In Chapter Three of the book you are about to read, Michael speaks about the fact that one’s unique gifts can only be activated in due season, when the conditions are right. The same holds true for the great people one meets in life. Why is it so easy sometimes to shake the hand of a total stranger, yet in other situations virtually impossible to do so? What made me go and talk to Michael one evening in Toronto instead of one of the other 300 people around me that night?
There are no coincidences!
Stop…and Think
What does it take for someone to summon the courage to stop…and think? In a society largely driven by fast technology, fast food and immediate return, we have lost the ability to reflect upon the ‘why’ of things. We are increasingly becoming slaves of the ‘what’ and the ‘how.’ It is in that spirit that my numerous conversations with Michael (unknowingly on my part) led to this book! Quite regularly, Michael and I would go for long walks (preceded or followed by some kind of food and/or music) to pause and rethink the purpose of our work.
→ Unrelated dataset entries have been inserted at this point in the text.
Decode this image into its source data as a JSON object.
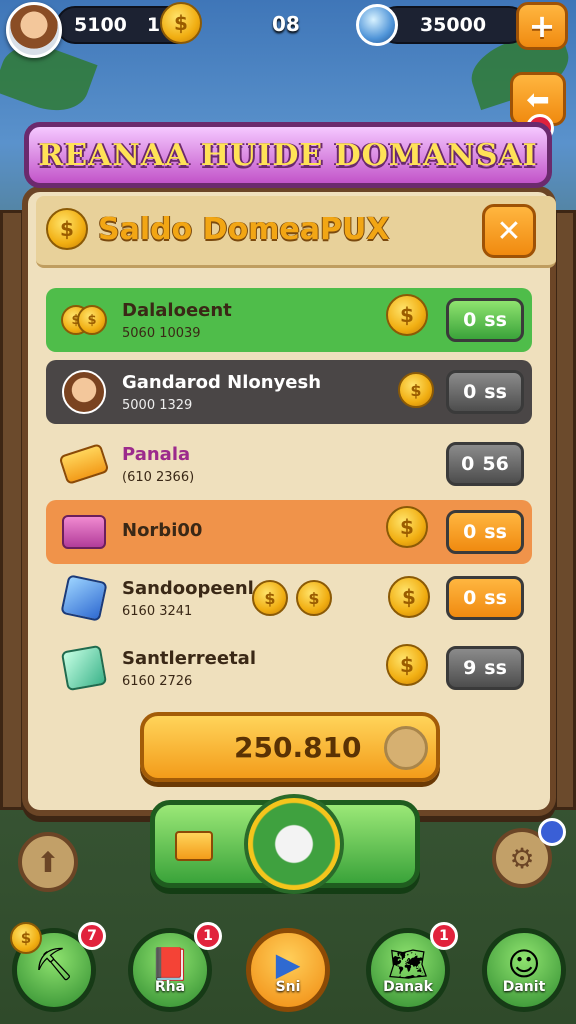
{
  "topbar": {
    "coins_value": "5100",
    "coins_count": "1",
    "center_value": "08",
    "gems_value": "35000",
    "plus_icon": "plus-icon"
  },
  "title": "REANAA HUIDE DOMANSAI",
  "subhead": {
    "title": "Saldo DomeaPUX",
    "close_icon": "close-icon"
  },
  "rows": [
    {
      "label": "Dalaloeent",
      "sub": "5060 10039",
      "value": "0",
      "suffix": "ss",
      "style": "green",
      "icon": "coin-stack-icon"
    },
    {
      "label": "Gandarod Nlonyesh",
      "sub": "5000 1329",
      "value": "0",
      "suffix": "ss",
      "style": "dark",
      "icon": "character-portrait-icon"
    },
    {
      "label": "Panala",
      "sub": "(610 2366)",
      "value": "0",
      "suffix": "56",
      "style": "plain",
      "icon": "ticket-icon"
    },
    {
      "label": "Norbi00",
      "sub": "",
      "value": "0",
      "suffix": "ss",
      "style": "orange",
      "icon": "chest-icon"
    },
    {
      "label": "Sandoopeenl",
      "sub": "6160 3241",
      "value": "0",
      "suffix": "ss",
      "style": "plain",
      "icon": "blue-crystal-icon"
    },
    {
      "label": "Santlerreetal",
      "sub": "6160 2726",
      "value": "9",
      "suffix": "ss",
      "style": "plain",
      "icon": "green-crystal-icon"
    }
  ],
  "total": "250.810",
  "nav": [
    {
      "label": "",
      "badge": "7",
      "icon": "hammer-icon"
    },
    {
      "label": "Rha",
      "badge": "1",
      "icon": "book-icon"
    },
    {
      "label": "Sni",
      "badge": "",
      "icon": "play-icon"
    },
    {
      "label": "Danak",
      "badge": "1",
      "icon": "map-icon"
    },
    {
      "label": "Danit",
      "badge": "",
      "icon": "character-icon"
    }
  ],
  "colors": {
    "accent": "#f08a10",
    "title_bg": "#c254c9",
    "panel_bg": "#efe0bd",
    "green": "#3aa33a"
  }
}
It is of noticeable interest that for the artist and the business leader to meet, we both needed to put aside our preconceived ideas of the other’s world and create a new space to feed our thoughts.
To Kindle a Light
As far as we can discern, the sole purpose of human existence is to kindle a light of meaning in the darkness of mere being.—Carl Jung
Looking back on our times together, I now understand that ours was a forum for reconciliation on a larger scale; much of our work was about reflecting on how to ‘reconcile the often-brutal realities of business with basic human values,’ as Peter Koestenbaun puts it so well in his article, Do You Have the Will to Lead?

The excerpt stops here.